In U.S. Pat. No. 3,718,448, which is assigned to the assignee of the present invention and which is incorporated herein by reference, a method and apparatus for coating glass filaments with heat curable elastomers and resins is shown. In this process, the filaments from the fiber forming bushing are coated with heat curable elastomers or resins, are then combined into a plurality of strands. The plurality of strands so formed are then subjected to drying. The patent states that the gathering of the filaments into a plurality of strands may be accomplished either by using the surface tension of the coating employed or by employing a mechanical separator. The drying step eliminates the moisture from the strands and, at least partially, cures the resin or elastomeric coating on the strands.

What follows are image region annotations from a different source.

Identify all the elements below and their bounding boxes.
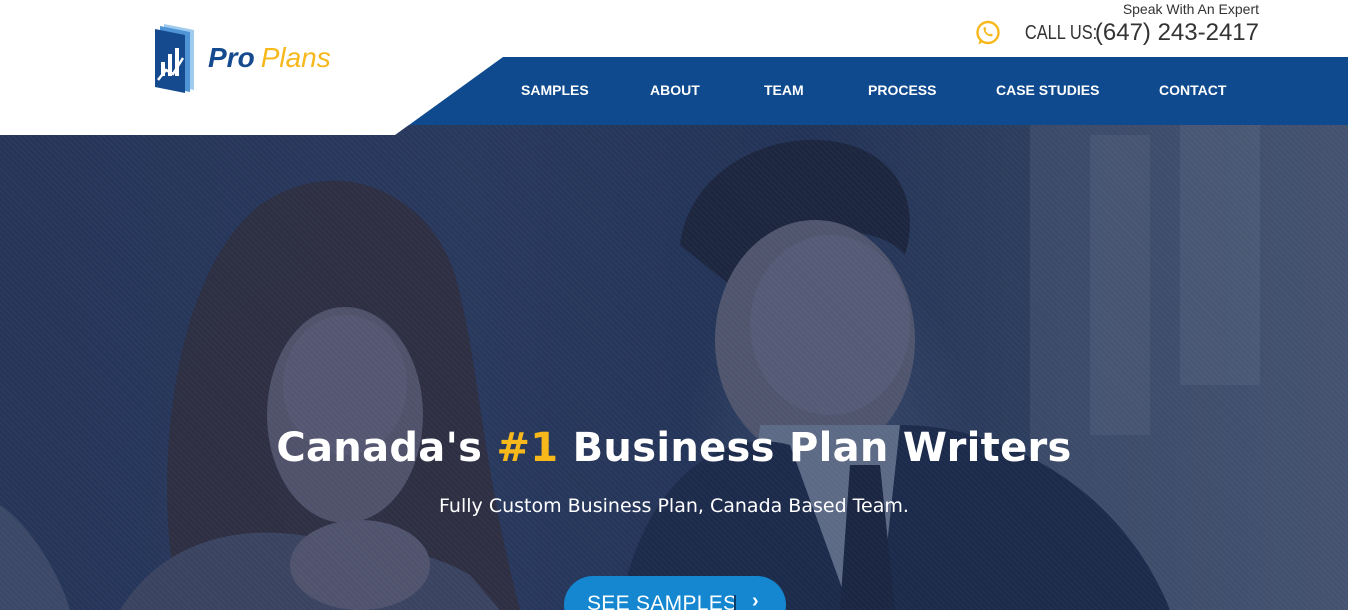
hero-section: Canada's #1 Business Plan Writers Fully … [0,125,1348,610]
call-us-block[interactable]: CALL US: (647) 243-2417 [975,18,1259,48]
headline-before: Canada's [276,425,497,471]
call-us-label: CALL US: [1024,21,1097,44]
hero-subheading: Fully Custom Business Plan, Canada Based… [439,495,909,517]
button-divider [734,595,736,610]
whatsapp-icon [975,20,1000,45]
main-nav: SAMPLES ABOUT TEAM PROCESS CASE STUDIES … [0,57,1348,125]
see-samples-button[interactable]: SEE SAMPLES › [564,576,786,610]
headline-highlight: #1 [496,425,559,471]
nav-item-case-studies[interactable]: CASE STUDIES [996,82,1099,98]
nav-item-contact[interactable]: CONTACT [1159,82,1226,98]
hero-background-photo [0,125,1348,610]
hero-headline: Canada's #1 Business Plan Writers [0,425,1348,471]
nav-item-team[interactable]: TEAM [764,82,804,98]
nav-item-about[interactable]: ABOUT [650,82,700,98]
speak-with-expert-label: Speak With An Expert [1122,1,1259,17]
nav-item-samples[interactable]: SAMPLES [521,82,589,98]
phone-number[interactable]: (647) 243-2417 [1095,19,1259,47]
headline-after: Business Plan Writers [558,425,1072,471]
chevron-right-icon: › [752,590,759,610]
see-samples-label: SEE SAMPLES [587,592,738,610]
nav-item-process[interactable]: PROCESS [868,82,936,98]
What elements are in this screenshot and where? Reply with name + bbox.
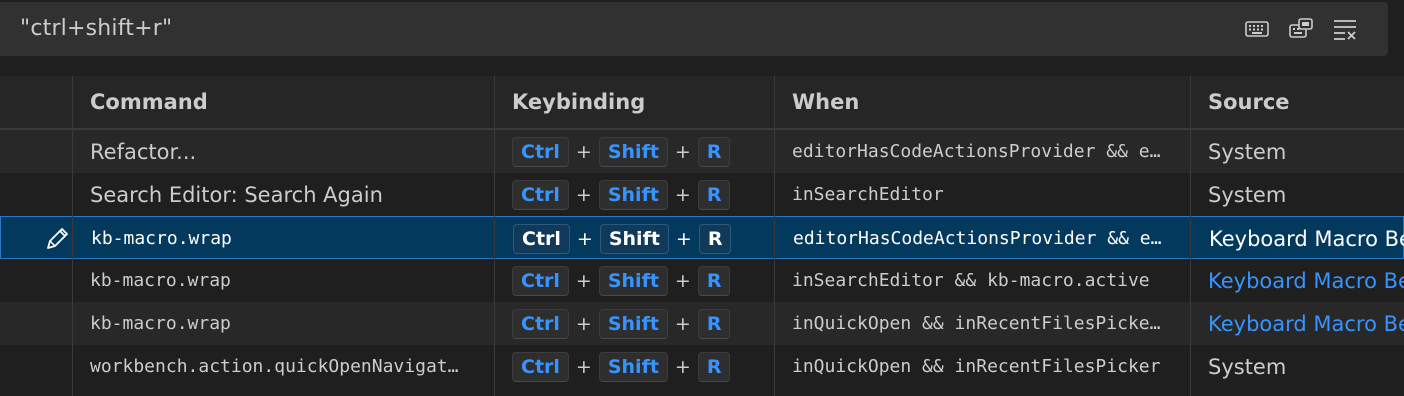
table-row[interactable]: Refactor... Ctrl + Shift + R editorHasCodeAc… — [0, 130, 1404, 173]
table-row-selected[interactable]: kb-macro.wrap Ctrl + Shift + R editorHasCode… — [0, 216, 1404, 259]
key-shift: Shift — [598, 308, 668, 339]
column-header-source[interactable]: Source — [1208, 90, 1290, 114]
key-ctrl: Ctrl — [512, 136, 569, 167]
keyboard-icon[interactable] — [1244, 16, 1270, 42]
column-divider[interactable] — [494, 76, 495, 396]
key-shift: Shift — [598, 136, 668, 167]
keybinding-cell: Ctrl + Shift + R — [512, 173, 772, 216]
plus-sign: + — [575, 183, 592, 206]
source-cell: System — [1208, 139, 1287, 164]
command-cell: kb-macro.wrap — [90, 313, 231, 334]
column-header-command[interactable]: Command — [90, 90, 208, 114]
key-shift: Shift — [598, 179, 668, 210]
plus-sign: + — [575, 269, 592, 292]
table-row[interactable]: kb-macro.wrap Ctrl + Shift + R inQuickOpen &… — [0, 302, 1404, 345]
table-row[interactable]: kb-macro.wrap Ctrl + Shift + R inSearchEdito… — [0, 259, 1404, 302]
source-link[interactable]: Keyboard Macro Be — [1208, 259, 1404, 302]
keybindings-search-bar: "ctrl+shift+r" — [0, 2, 1388, 56]
plus-sign: + — [674, 183, 691, 206]
plus-sign: + — [575, 312, 592, 335]
when-cell: inSearchEditor — [792, 184, 944, 205]
command-cell: kb-macro.wrap — [91, 228, 232, 249]
edit-keybinding-button[interactable] — [41, 217, 73, 260]
source-link[interactable]: Keyboard Macro Be — [1208, 302, 1404, 345]
key-r: R — [697, 179, 731, 210]
table-row[interactable]: Search Editor: Search Again Ctrl + Shift + R… — [0, 173, 1404, 216]
keybinding-cell: Ctrl + Shift + R — [513, 217, 773, 260]
key-r: R — [697, 136, 731, 167]
column-divider[interactable] — [774, 76, 775, 396]
keybinding-cell: Ctrl + Shift + R — [512, 345, 772, 388]
plus-sign: + — [575, 140, 592, 163]
plus-sign: + — [576, 227, 593, 250]
column-header-keybinding[interactable]: Keybinding — [512, 90, 645, 114]
key-shift: Shift — [598, 265, 668, 296]
keybindings-table: Command Keybinding When Source Refactor.… — [0, 76, 1404, 396]
clear-filter-icon[interactable] — [1332, 16, 1358, 42]
table-body: Refactor... Ctrl + Shift + R editorHasCodeAc… — [0, 130, 1404, 388]
plus-sign: + — [575, 355, 592, 378]
table-row[interactable]: workbench.action.quickOpenNavigat… Ctrl +… — [0, 345, 1404, 388]
key-shift: Shift — [598, 351, 668, 382]
keybinding-cell: Ctrl + Shift + R — [512, 302, 772, 345]
when-cell: inQuickOpen && inRecentFilesPicke… — [792, 313, 1161, 334]
plus-sign: + — [674, 140, 691, 163]
keybinding-cell: Ctrl + Shift + R — [512, 130, 772, 173]
command-cell: kb-macro.wrap — [90, 270, 231, 291]
search-input[interactable]: "ctrl+shift+r" — [20, 16, 172, 41]
key-ctrl: Ctrl — [513, 223, 570, 254]
plus-sign: + — [674, 269, 691, 292]
keybinding-cell: Ctrl + Shift + R — [512, 259, 772, 302]
key-r: R — [697, 351, 731, 382]
plus-sign: + — [675, 227, 692, 250]
key-shift: Shift — [599, 223, 669, 254]
key-ctrl: Ctrl — [512, 308, 569, 339]
column-divider[interactable] — [1190, 76, 1191, 396]
plus-sign: + — [674, 312, 691, 335]
key-ctrl: Ctrl — [512, 351, 569, 382]
source-cell: System — [1208, 354, 1287, 379]
key-r: R — [697, 265, 731, 296]
source-cell: System — [1208, 182, 1287, 207]
when-cell: editorHasCodeActionsProvider && e… — [793, 228, 1162, 249]
command-cell: Refactor... — [90, 139, 197, 164]
when-cell: inSearchEditor && kb-macro.active — [792, 270, 1150, 291]
command-cell: Search Editor: Search Again — [90, 182, 383, 207]
key-r: R — [698, 223, 732, 254]
pencil-icon — [47, 227, 68, 249]
plus-sign: + — [674, 355, 691, 378]
source-cell: Keyboard Macro Be — [1209, 226, 1404, 251]
key-r: R — [697, 308, 731, 339]
when-cell: inQuickOpen && inRecentFilesPicker — [792, 356, 1161, 377]
record-keys-icon[interactable] — [1288, 16, 1314, 42]
key-ctrl: Ctrl — [512, 179, 569, 210]
column-divider[interactable] — [72, 76, 73, 396]
table-header: Command Keybinding When Source — [0, 76, 1404, 130]
key-ctrl: Ctrl — [512, 265, 569, 296]
command-cell: workbench.action.quickOpenNavigat… — [90, 356, 459, 377]
when-cell: editorHasCodeActionsProvider && e… — [792, 141, 1161, 162]
search-actions — [1244, 16, 1358, 42]
column-header-when[interactable]: When — [792, 90, 859, 114]
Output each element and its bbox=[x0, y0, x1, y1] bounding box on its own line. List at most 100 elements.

Mechanical separators have the advantage over a "natural" split (i.e., using the surface tension phenomenon) in that a precise number of filaments in each strand can be assured. This precision is not possible when surface tension alone is used to form the strands. Further, mechanical separators readily allow for changes in the number of filaments in each strand or the number of strands being formed.

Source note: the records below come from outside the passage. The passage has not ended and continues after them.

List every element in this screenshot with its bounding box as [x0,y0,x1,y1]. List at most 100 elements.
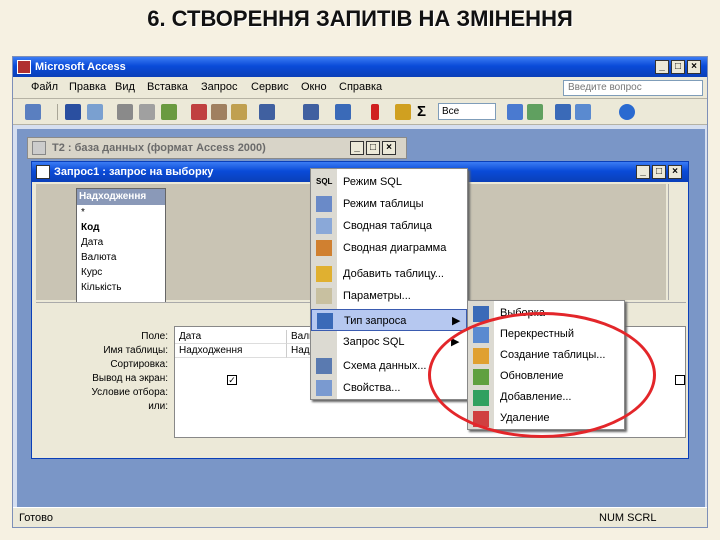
ctx-item-parameters[interactable]: Параметры... [311,285,467,307]
grid-row-label: Имя таблицы: [103,345,168,356]
app-title-bar: Microsoft Access _ □ × [13,57,707,77]
save-icon[interactable] [65,104,81,120]
ctx-label: Режим SQL [343,176,402,188]
query-window-title: Запрос1 : запрос на выборку [54,166,214,178]
ctx-label: Добавить таблицу... [343,268,444,280]
submenu-arrow-icon: ▶ [452,315,461,327]
relationships-icon [316,358,332,374]
close-button[interactable]: × [687,60,701,74]
ctx-label: Свойства... [343,382,401,394]
top-values-combo[interactable]: Все [438,103,496,120]
search-icon[interactable] [87,104,103,120]
show-checkbox[interactable]: ✓ [227,375,237,385]
ctx-item-pivot-chart[interactable]: Сводная диаграмма [311,237,467,259]
pivot-table-icon [316,218,332,234]
field-list[interactable]: Надходження * Код Дата Валюта Курс Кільк… [76,188,166,304]
grid-row-label: Сортировка: [110,359,168,370]
access-key-icon [17,60,31,74]
app-title: Microsoft Access [35,61,126,73]
grid-row-label: Вывод на экран: [92,373,168,384]
query-type-toolbar-icon[interactable] [335,104,351,120]
status-bar: Готово NUM SCRL [13,507,707,527]
spelling-icon[interactable] [161,104,177,120]
ctx-label: Параметры... [343,290,411,302]
ctx-item-add-table[interactable]: Добавить таблицу... [311,263,467,285]
db-minimize-button[interactable]: _ [350,141,364,155]
show-table-icon[interactable] [395,104,411,120]
ctx-label: Сводная таблица [343,220,432,232]
redo-icon[interactable] [303,104,319,120]
menu-window[interactable]: Окно [301,81,327,93]
menu-edit[interactable]: Правка [69,81,106,93]
database-icon [32,141,46,155]
grid-row-label: Условие отбора: [91,387,168,398]
datasheet-icon [316,196,332,212]
field-list-title[interactable]: Надходження [77,189,165,205]
ctx-item-datasheet[interactable]: Режим таблицы [311,193,467,215]
query-icon [36,165,50,179]
grid-row-label: или: [148,401,168,412]
build-icon[interactable] [527,104,543,120]
undo-icon[interactable] [259,104,275,120]
field-list-item[interactable]: Курс [77,265,165,280]
db-close-button[interactable]: × [382,141,396,155]
properties-toolbar-icon[interactable] [507,104,523,120]
query-minimize-button[interactable]: _ [636,165,650,179]
grid-row-label: Поле: [141,331,168,342]
status-text: Готово [19,512,53,524]
print-preview-icon[interactable] [139,104,155,120]
menu-query[interactable]: Запрос [201,81,237,93]
db-maximize-button[interactable]: □ [366,141,380,155]
minimize-button[interactable]: _ [655,60,669,74]
ctx-item-pivot-table[interactable]: Сводная таблица [311,215,467,237]
slide-title: 6. СТВОРЕННЯ ЗАПИТІВ НА ЗМІНЕННЯ [147,6,573,31]
query-close-button[interactable]: × [668,165,682,179]
ctx-label: Схема данных... [343,360,427,372]
field-list-item[interactable]: Валюта [77,250,165,265]
field-list-item[interactable]: * [77,205,165,220]
status-indicators: NUM SCRL [599,512,657,524]
grid-table-cell[interactable]: Надходження [175,344,287,358]
toolbar: Σ Все [13,99,707,125]
properties-icon [316,380,332,396]
copy-icon[interactable] [211,104,227,120]
parameters-icon [316,288,332,304]
field-list-item[interactable]: Дата [77,235,165,250]
help-icon[interactable] [619,104,635,120]
ctx-label: Запрос SQL [343,336,405,348]
maximize-button[interactable]: □ [671,60,685,74]
table-pane-scrollbar[interactable] [668,184,684,300]
ctx-label: Тип запроса [344,315,407,327]
field-list-item[interactable]: Кількість [77,280,165,295]
totals-icon[interactable]: Σ [417,103,426,120]
view-icon[interactable] [25,104,41,120]
ask-question-input[interactable]: Введите вопрос [563,80,703,96]
highlight-ellipse [428,312,656,438]
menu-insert[interactable]: Вставка [147,81,188,93]
database-window-title[interactable]: T2 : база данных (формат Access 2000) _ … [27,137,407,159]
ctx-label: Режим таблицы [343,198,424,210]
run-icon[interactable] [371,104,379,120]
cut-icon[interactable] [191,104,207,120]
sql-icon: SQL [316,177,333,186]
menu-view[interactable]: Вид [115,81,135,93]
paste-icon[interactable] [231,104,247,120]
ctx-item-sql-view[interactable]: SQL Режим SQL [311,171,467,193]
show-checkbox[interactable] [675,375,685,385]
print-icon[interactable] [117,104,133,120]
field-list-item[interactable]: Код [77,220,165,235]
menu-tools[interactable]: Сервис [251,81,289,93]
ctx-label: Сводная диаграмма [343,242,447,254]
ctx-item-query-type[interactable]: Тип запроса ▶ [311,309,467,331]
menu-file[interactable]: Файл [31,81,58,93]
database-window-label: T2 : база данных (формат Access 2000) [52,142,266,154]
query-type-icon [317,313,333,329]
query-maximize-button[interactable]: □ [652,165,666,179]
database-window-icon[interactable] [555,104,571,120]
grid-field-cell[interactable]: Дата [175,330,287,344]
menu-help[interactable]: Справка [339,81,382,93]
menu-bar: Файл Правка Вид Вставка Запрос Сервис Ок… [13,77,707,99]
add-table-icon [316,266,332,282]
pivot-chart-icon [316,240,332,256]
new-object-icon[interactable] [575,104,591,120]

While separators are very useful in producing uniform strands, they do cause some problems. When used in a direct coating process such as described in U.S. Pat. No. 3,718,448, the separators typically used are formed of a metal, such as brass, and usually take the form of a comb having a plurality of prongs. The prongs are located such that the filaments are directed between pairs of the prongs and are gathered into strands by the prongs. The separator, if used in the process of the aforementioned patent, is located slightly above a dielectric oven or some other oven which supplies heat for drying and at least partially curing the coating on the strands. This heat, of course, rises in the direction of the separator. Because the separator is typically constructed of a metal, the separator tends to absorb heat rising from the oven rapidly. Eventually, the separator will reach a temperature where excess coating material which scrapes off of the filaments as they pass through the separator remains on the separator surface and will begin to dry, cure, and thus harden. As the fragile glass filaments pass between the prongs of the separator, contact with this dried and hardened material will cause the filaments to break out, thus necessitating stoppage in which is desired to be a continuous process. To reduce strand breaks of this nature, it is necessary to shut down the operation frequently and either clean or replace the strand separator. This, too, results in down time for the system which is not desirable. Further, cleaning of the strand separator is both time consuming and difficult depending upon the nature of the hardened coating material accumulated thereon.
For these reasons, it is desirable to mechanically separate glass filaments in a direct coating forming operation into a plurality of precise strands without the coating material for the glass filaments fouling the separator used.